Mais c'est bien sûr déjà une simple évidence que ces deux amours ne puissent pas être confondus. Aussi importants l'un que l'autre, il n'en reste pas moins que mon prochain n'est pas Dieu, n'incarne pas le tout de Dieu à lui seul, et inversement que Dieu ne se réduit pas, même pas, à l'ensemble des êtres humains, ni même à l'ensemble de tous les êtres qui peuplent l'univers (peut-être s'assimile-t-il à l'univers dans son entièreté et spatiale et temporelle, y compris donc au-delà de ses limites actuelles, mais c'est une autre question...). Il y a pourtant tout un discours religieux chrétien qui tend à survaloriser l'amour du prochain sur celui de Dieu, au point que le premier pourrait remplacer le second, à cause précisément de la lettre de Jean citée ci-dessus : c'est que Dieu, on ne sait pas trop (en fait on ne sait "plus" trop, car cela s'est perdu) ce que, ou qui, c'est, au-delà de définitions abstraites, ou de représentations à notre image, on n'en a plus l'expérience concrète...

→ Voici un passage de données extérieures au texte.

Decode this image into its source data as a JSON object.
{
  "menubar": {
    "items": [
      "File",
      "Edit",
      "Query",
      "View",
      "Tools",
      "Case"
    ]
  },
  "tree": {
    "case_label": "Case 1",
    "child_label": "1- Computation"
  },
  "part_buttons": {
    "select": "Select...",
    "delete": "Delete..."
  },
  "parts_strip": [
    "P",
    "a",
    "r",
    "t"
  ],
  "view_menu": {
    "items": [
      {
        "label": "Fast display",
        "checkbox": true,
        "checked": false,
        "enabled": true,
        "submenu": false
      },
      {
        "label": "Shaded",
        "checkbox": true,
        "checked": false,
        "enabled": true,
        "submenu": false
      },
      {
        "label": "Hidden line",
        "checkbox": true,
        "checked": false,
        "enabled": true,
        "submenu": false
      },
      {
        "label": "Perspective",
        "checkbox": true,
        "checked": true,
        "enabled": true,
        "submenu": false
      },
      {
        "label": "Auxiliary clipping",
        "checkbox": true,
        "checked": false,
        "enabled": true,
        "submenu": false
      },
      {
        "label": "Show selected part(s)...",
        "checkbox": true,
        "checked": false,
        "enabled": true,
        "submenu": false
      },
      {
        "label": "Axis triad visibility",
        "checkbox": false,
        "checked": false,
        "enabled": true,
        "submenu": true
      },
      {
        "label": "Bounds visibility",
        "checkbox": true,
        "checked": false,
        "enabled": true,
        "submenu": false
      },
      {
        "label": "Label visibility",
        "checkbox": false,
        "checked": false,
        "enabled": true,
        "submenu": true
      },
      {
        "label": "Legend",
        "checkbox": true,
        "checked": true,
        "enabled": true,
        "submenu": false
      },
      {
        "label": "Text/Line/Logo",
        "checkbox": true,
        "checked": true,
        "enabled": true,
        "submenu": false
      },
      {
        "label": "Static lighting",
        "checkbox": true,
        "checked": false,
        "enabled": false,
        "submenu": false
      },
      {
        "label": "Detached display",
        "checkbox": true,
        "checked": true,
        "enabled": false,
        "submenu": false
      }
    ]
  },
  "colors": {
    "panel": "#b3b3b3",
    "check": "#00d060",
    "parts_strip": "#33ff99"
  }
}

Il fut un temps, pourtant, dont témoignent ceux qu'on appelle les "pères" de l'Église — mais aussi d'autres, de ci de là au cours des siècles, qu'on qualifie souvent de mystiques —, où Dieu pouvait être ressenti, éprouvé, expérimenté, comme le plus intime du plus intime de soi. Une expérience, un vécu, pas juste une formule ou une définition sans plus ; et une telle expérience ne signifie pas qu'on posséderait Dieu, qu'on pourrait faire de lui ce qu'on voudrait, mais bien l'inverse, non pas qu'on soit possédé par lui au sens strict, mais qu'en aucune façon le fait de le ressentir ainsi ne nous donne la moindre prise sur lui : c'est bien exactement ce que dit l'évangile de Jean au sujet de l'Esprit de la seconde naissance, on le perçoit mais on ne sait ni d'où il vient ni où il va, son origine est hors de nous et il nous entraîne — si on le veut bien — au-delà de soi, au-delà de mon horizon limité à mes seules perspectives, à mes seules capacités, à mes seules conceptions, à mes seules compréhensions, personnelles.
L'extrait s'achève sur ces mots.